Merriam-Webster Just Chose A Ridiculous Word Of The Year
Merriam-Webster’s word of the year is "gaslighting".
Every year, as the 360 days wind down to being a brand new year, brands like Spotify put out a list of songs you listened to, Pantone announces the color of the year and sometimes Spotify and Pantone come together to give you your Spotify color palette. However, most importantly, Webster’s Dictionary announces the word of the year. And, the choice isn’t even attributed to a popular online word game!
According to NPR, Merriam-Webster’s word of the year is, gaslighting. Why? Well, we don’t know. This leads us to think that maybe we are being gaslit in some universal attempt at irony.
Although the dictionary gurus choose their word of the year through data, the hive mind can’t seem to figure out why gaslighting keeps popping up. Experts wonder if it’s because folks want to know if there is a dash in the word, or if it’s because of the number of online word games that are proliferating in our lives.
This year’s word of the year is perplexing, but the world is more aware of the power of gaslighting. It could be caused by a larger spotlight that has been put on mental health, it could be the culture in which we are living, or it could even be due to the actress Angela Lansbury’s recent death.
Lansbury played in George Cukor’s “Gaslight” in 1944, where she played a maid who unintentionally helped convince a woman she was hysterical.
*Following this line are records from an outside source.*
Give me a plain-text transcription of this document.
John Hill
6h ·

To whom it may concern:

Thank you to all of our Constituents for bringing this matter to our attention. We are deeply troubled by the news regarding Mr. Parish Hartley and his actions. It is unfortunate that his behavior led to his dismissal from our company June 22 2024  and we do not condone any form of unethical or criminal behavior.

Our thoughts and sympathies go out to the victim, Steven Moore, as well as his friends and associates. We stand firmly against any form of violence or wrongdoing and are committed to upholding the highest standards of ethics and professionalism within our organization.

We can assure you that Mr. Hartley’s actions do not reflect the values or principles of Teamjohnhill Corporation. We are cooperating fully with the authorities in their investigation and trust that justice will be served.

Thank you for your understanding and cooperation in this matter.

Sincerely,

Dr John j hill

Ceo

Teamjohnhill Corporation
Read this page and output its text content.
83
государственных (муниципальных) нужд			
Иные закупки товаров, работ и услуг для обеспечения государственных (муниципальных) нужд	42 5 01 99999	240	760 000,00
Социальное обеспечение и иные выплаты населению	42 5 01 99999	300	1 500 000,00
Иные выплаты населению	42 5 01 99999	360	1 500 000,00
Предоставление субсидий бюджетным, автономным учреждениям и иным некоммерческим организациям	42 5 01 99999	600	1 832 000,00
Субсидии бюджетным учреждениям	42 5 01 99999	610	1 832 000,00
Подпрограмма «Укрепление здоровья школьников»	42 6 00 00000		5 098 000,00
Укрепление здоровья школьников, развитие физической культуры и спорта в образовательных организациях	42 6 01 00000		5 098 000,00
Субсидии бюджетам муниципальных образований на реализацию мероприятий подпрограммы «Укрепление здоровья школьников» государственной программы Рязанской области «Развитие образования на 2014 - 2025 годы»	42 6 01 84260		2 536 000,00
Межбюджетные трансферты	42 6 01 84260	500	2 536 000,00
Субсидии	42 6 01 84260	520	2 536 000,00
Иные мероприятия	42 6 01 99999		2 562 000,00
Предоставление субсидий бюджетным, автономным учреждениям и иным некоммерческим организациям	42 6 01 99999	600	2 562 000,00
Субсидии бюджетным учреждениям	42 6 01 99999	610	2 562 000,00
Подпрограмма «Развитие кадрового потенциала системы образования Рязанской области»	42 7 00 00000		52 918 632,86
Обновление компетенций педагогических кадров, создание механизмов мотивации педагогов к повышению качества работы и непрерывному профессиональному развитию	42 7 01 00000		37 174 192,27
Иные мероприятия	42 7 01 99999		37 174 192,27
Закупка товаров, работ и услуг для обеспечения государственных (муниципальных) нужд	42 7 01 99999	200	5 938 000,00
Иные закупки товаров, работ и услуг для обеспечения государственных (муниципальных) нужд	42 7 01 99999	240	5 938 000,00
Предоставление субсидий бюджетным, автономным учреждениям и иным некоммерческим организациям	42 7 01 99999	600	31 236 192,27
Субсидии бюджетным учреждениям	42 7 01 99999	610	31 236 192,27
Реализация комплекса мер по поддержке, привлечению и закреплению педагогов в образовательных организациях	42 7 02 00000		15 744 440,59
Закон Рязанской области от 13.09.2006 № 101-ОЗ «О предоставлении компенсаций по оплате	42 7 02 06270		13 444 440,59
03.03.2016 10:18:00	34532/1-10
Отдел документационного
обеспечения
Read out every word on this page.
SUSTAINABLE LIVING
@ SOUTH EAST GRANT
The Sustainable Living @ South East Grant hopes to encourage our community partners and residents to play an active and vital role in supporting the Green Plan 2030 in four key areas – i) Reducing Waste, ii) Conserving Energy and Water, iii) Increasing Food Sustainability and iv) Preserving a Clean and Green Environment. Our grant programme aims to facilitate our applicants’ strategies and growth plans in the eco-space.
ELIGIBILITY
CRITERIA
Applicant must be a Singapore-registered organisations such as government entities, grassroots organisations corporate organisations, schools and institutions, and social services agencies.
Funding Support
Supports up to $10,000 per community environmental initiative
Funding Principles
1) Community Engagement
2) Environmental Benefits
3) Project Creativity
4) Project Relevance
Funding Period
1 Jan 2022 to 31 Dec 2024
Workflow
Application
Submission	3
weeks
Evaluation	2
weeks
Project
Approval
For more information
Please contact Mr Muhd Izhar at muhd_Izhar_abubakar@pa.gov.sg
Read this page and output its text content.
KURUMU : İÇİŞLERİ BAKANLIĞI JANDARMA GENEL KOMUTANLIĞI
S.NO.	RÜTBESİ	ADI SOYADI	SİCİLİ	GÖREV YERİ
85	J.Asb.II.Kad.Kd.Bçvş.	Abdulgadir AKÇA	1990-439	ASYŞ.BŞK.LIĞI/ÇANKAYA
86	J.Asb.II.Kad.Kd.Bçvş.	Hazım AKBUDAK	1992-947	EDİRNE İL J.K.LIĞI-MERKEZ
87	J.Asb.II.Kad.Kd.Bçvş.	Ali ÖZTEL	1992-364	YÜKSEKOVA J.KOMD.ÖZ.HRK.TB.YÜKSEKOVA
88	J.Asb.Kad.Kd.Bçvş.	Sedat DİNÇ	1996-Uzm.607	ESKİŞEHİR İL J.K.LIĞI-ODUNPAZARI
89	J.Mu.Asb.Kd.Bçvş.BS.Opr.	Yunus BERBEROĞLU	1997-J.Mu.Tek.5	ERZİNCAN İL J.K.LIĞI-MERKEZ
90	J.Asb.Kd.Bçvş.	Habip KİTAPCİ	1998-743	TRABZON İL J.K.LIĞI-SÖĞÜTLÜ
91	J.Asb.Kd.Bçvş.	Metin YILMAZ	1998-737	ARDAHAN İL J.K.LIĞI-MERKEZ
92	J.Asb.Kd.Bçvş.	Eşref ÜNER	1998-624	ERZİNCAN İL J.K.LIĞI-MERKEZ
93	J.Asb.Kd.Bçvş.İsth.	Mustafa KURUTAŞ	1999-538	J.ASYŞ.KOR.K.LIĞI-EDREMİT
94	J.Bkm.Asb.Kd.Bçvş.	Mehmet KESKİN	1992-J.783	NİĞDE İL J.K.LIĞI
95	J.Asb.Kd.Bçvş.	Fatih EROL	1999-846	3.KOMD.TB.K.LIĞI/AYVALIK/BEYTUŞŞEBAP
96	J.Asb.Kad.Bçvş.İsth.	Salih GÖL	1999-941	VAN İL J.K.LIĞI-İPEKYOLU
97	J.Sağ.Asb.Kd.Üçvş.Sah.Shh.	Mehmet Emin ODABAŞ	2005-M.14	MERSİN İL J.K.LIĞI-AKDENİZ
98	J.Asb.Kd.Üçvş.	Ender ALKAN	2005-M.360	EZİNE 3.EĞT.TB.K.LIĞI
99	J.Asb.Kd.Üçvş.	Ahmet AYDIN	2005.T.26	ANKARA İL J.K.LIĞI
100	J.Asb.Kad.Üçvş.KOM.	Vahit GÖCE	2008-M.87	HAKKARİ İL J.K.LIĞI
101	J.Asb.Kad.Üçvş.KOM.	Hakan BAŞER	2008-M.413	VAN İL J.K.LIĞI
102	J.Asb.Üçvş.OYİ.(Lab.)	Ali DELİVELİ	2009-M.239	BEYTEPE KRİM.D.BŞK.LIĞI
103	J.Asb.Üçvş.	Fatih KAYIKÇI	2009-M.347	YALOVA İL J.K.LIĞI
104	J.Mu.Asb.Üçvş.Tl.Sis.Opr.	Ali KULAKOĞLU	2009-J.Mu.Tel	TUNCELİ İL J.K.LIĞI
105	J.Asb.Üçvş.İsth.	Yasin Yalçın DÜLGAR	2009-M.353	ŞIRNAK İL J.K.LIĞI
Who are we kidding? It’s because we all feel like we are being gaslit every day by the entire world around us. Maybe.
Perhaps it’s because we are surrounded by images, words, and well, outright lies, that tell us we aren’t enough. The folks at Webster’s report that the word of the year, gaslight, was looked up more than once a day. The word, which gets its meaning from the famous movie that Landsbury played in, describes what abusers in a relationship do to manipulate their partner.
So, although this year’s word of the year is fairly heavy, maybe we should take a moment to reflect on it. Past words of the year included “justice”, “feminism”, and “surreal”. And experts say they can all be attributed to events that happened that year.
Gaslighting, however, is a bit of an enigma. The data cannot draw a straight line from an event to the term. Maybe it’s just because gaslighting is pervasive. And this year’s word reflects that knowledge.
Words are power. And maybe everyone is beginning to truly understand that, just like how some English words are being banned in France. And perhaps this year’s winner reflects that power. The government doesn’t want its people to lose their native tongue. And the online word games that are on everyone’s device, they have power too.
Those games are educating, connecting people, and making folks think. At the same time, by living in an online world, words have the power to lie to people–to make them believe they need something different, that they need to buy more things, that they are too fat or too thin, and maybe, a world of the year is showing us all, that we are more than those lies.
Maybe it’s because of the word of the year–gaslight–that we can see that we won’t take it anymore.